El fondo moral del arte de Walser es su rechazo al poder, a la dominación. Soy común —es decir, nadie—, afirma el personaje característico de Walser. En «Días de flores» (1911) evoca la raza de «la gente extraña, que carece de carácter», que no quiere hacer nada. El «yo» recurrente de la prosa de Walser es el opuesto al del egotista: es el de alguien que «se ahoga en la obediencia». Se conoce la repugnancia que Walser sentía por el éxito; el prodigioso espectro del fracaso que fue su vida. En «Kienast» (1917), Walser describe «a un hombre que nada quería tener que ver con nada». Este no hacedor era, por supuesto, un orgulloso escritor de producción formidable que ocultaba obras, buena parte escritas en su pasmosa microescritura, sin pausa. Lo que dice Walser sobre la inacción, la renuncia al esfuerzo, la naturalidad, es un programa, antirromántico en efecto, de la actividad del artista. En «Una pequeña excursión» (1914) observa: «No necesitamos ver nada fuera de lo común. Ya vemos demasiado».
Walser a menudo escribe, desde el punto de vista de una víctima, sobre la imaginación visionaria romántica. «Kleist en Thun» (1913), un autorretrato y un recorrido autorizado por el paisaje mental del genio romántico condenado al suicidio, describe el precipicio al borde del cual vivía Walser. El último párrafo, con sus modulaciones extremadas, sella la crónica de una ruina mental tan magnífica como ninguna otra que yo conozca en la literatura. Pero la mayor parte de sus cuentos y esbozos traen la conciencia de vuelta del precipicio. Sólo está gozando de «su momento de amable y cortés diversión», Walser nos tranquiliza, en «Nervioso» (1916), hablando en primera persona. «Quejas, quejas, hay que tenerlas, y hay que tener el valor de vivir con ellas. Es la mejor manera de vivir. Nadie debería tener miedo a un poco de extravagancia». El más largo de los cuentos, «El paseo» (1917), identifica la caminata con una movilidad lírica y el desprendimiento del temperamento, con sus «raptos de libertad»: la oscuridad sólo llega al final. El arte de Walser asume la depresión y el terror, a fin de aceptarlos (casi siempre); ironizarlos, aligerarlos. Se trata de jubilosos y sombríos soliloquios sobre la relación con la gravedad, en ambos sentidos, física y caracteriológica: escritura antigravitacional, que loa el movimiento y la mudanza, la ingravidez; retratos de la conciencia de paseo por el mundo, saboreando su «bocado de vida», radiante en su desesperación.

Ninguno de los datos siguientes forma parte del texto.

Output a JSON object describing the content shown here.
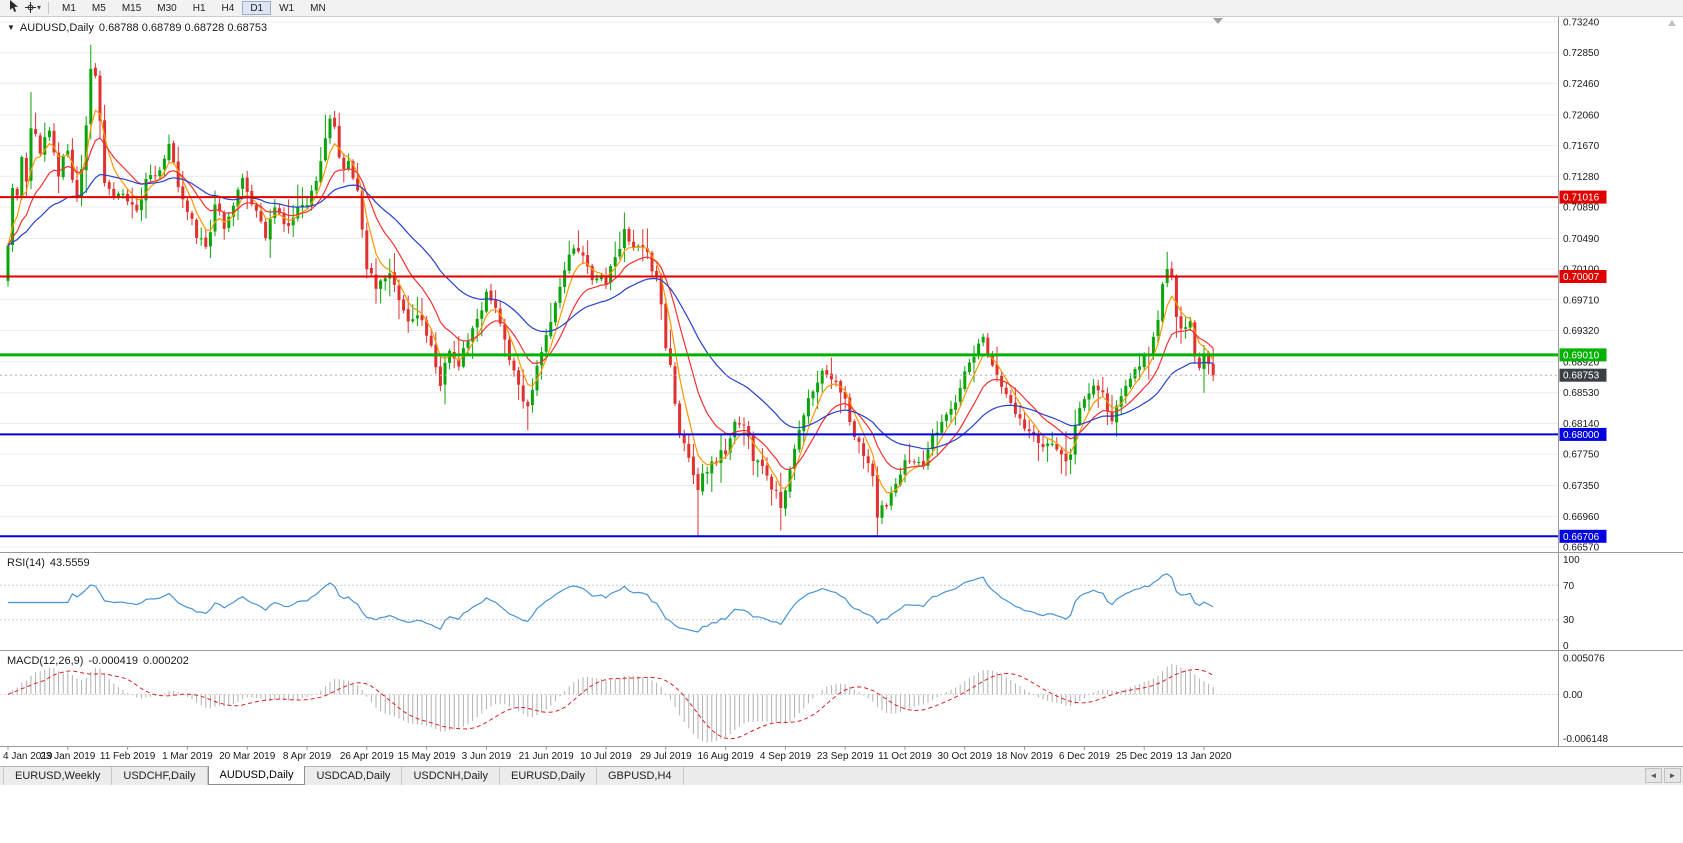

En las ficciones de Walser siempre estamos (como en buena parte del arte moderno) en el seno de una mente, pero este universo —y esta desesperación— es todo menos solipsista. Está lleno de compasión: conciencia de la criaturidad de la vida, de la hermandad de la tristeza. «¿En qué clase de personas estoy pensando?», se pregunta la voz de Walser en «Una suerte de habla» (1925). «¿En mí, en ti, en todas nuestras pequeñas tiranías teatrales, en las libertades que no lo son, en las no libertades que no se toman en serio, en estos destructores que nunca dejan pasar la ocasión de bromear, en la gente que está desolada?». Los signos de interrogación que enmarcan la respuesta son una típica cortesía de Walser. Sus virtudes son las del arte más maduro, más civilizado. Es en verdad un escritor maravilloso, desgarrador.